Wie die Erkennung dieser digitalen Montagen funktioniert 🛡️
Die Technologie hinter diesen Deepfakes nutzt oft generative gegnerische Netzwerke (GANs), um das Gesicht einer Person auf einen nackten Körper zu mappen. Die Moderationssysteme wiederum verwenden Computervisionsmodelle, die mit Datensätzen aus echten und synthetischen Bildern trainiert wurden, um Anomalien in Texturen, Beleuchtung und Kanten zu identifizieren. Das neue Gesetz wird Plattformen dazu verpflichten, automatische Filter zu implementieren, die das Hochladen solcher Inhalte blockieren, mit finanziellen Sanktionen für diejenigen, die dies nicht tun.
Die Nackt-App, die jetzt nur noch für langweilige Selfies taugt 😅
Es stellt sich heraus, dass die Startups, die die App zum Ausziehen mit einem Klick verkauften, ihren Code nun für etwas Nützlicheres recyceln müssen, wie einen Instagram-Filter, der dir einen Trenchcoat oder eine billige Regenjacke verpasst.
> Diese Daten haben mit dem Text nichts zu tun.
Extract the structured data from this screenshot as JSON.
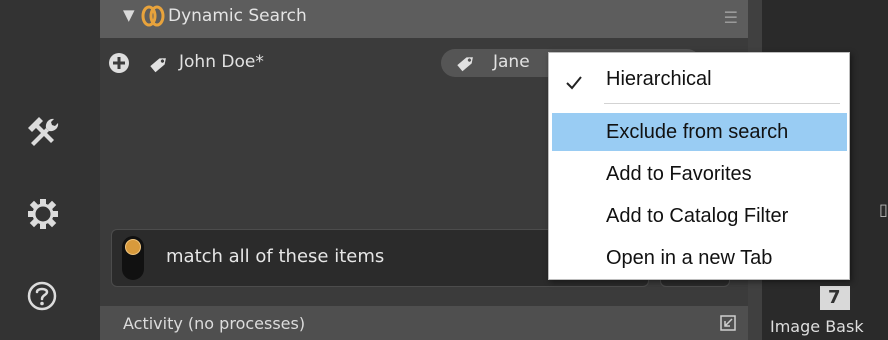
{
  "panel": {
    "header_title": "Dynamic Search",
    "tag_primary": "John Doe*",
    "tag_secondary": "Jane",
    "match_label": "match all of these items"
  },
  "activity": {
    "label": "Activity (no processes)"
  },
  "basket": {
    "count": "7",
    "label": "Image Bask"
  },
  "context_menu": {
    "items": [
      {
        "label": "Hierarchical",
        "checked": true
      },
      {
        "label": "Exclude from search",
        "highlighted": true
      },
      {
        "label": "Add to Favorites"
      },
      {
        "label": "Add to Catalog Filter"
      },
      {
        "label": "Open in a new Tab"
      }
    ]
  },
  "sidebar": {
    "icons": [
      "tools-icon",
      "gear-icon",
      "help-icon"
    ]
  },
  "colors": {
    "accent_orange": "#e8a33c",
    "menu_highlight": "#99ccf3"
  }
}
Die Entwickler weinen an ihren Tastaturen, weil ihr vielversprechendes Geschäft mit virtuellen Nacktbildern den Bach runtergegangen ist. Allerdings haben die EU-Anwälte immerhin zugesichert, dass niemand mehr einen sexuellen Deepfake seines Schwagers in der WhatsApp-Gruppe erhalten wird.